As China's energy requirements expand, Beijing's tactics could become more assertive, even aggressive. It is certainly not in our interest for China, a nuclear power, to be increasingly susceptible to political pressure from oil-producing states, or for it to lock out other consuming nations from sources of energy. China and Japan have nearly come to blows over a gas field in the East China Sea, and that is just a reminder of what can go wrong.
The United States won't enhance its security by threatening to obstruct China's Unocal purchase. Instead, American policymakers should explore the possibility of a constructive, high-level dialogue with China on energy and the Middle East. The United States Department of Energy runs an alternative energy research program with Beijing that could serve as a good example of how to nurture common interests. We would also be wise to bring China into the oil emergency stockpiling system in coordination with the International Energy Agency, because reducing the risks to China's supply is a winning strategy for us, too.

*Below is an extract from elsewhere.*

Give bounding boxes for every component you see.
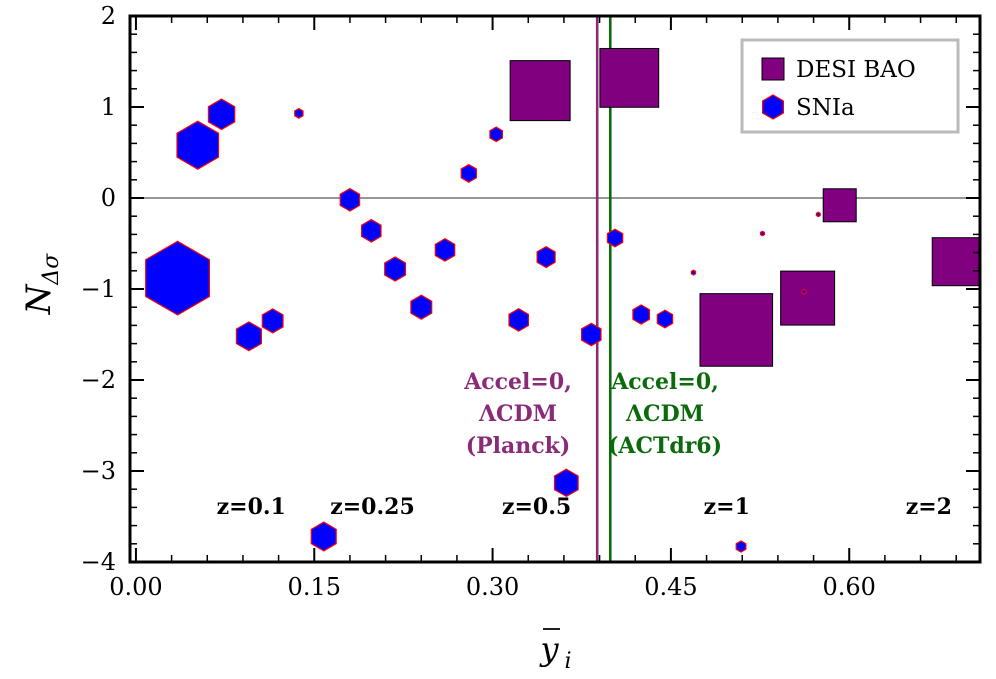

For now, the United States can afford to take the high road. China won't be a serious economic rival for years to come. And maybe by that time, its political stance will have changed on key issues like North Korea, Iran, intellectual property and, most important, human rights.
In the meantime, we should not forget that if it wanted to, the United States Navy could block China's access to Cnooc's foreign oil any day of the week. China, however, would have difficulty imposing such a blockade on American companies. It's true that as an oil importer, China is on the rise. But who here is really a threat to whom? The United States should take a step back and see the Unocal bid for what it is - a move to be settled by the market.
Amy Myers Jaffe is a fellow forenergy studies at the James A. Baker III Institute for Public Policy at Rice University.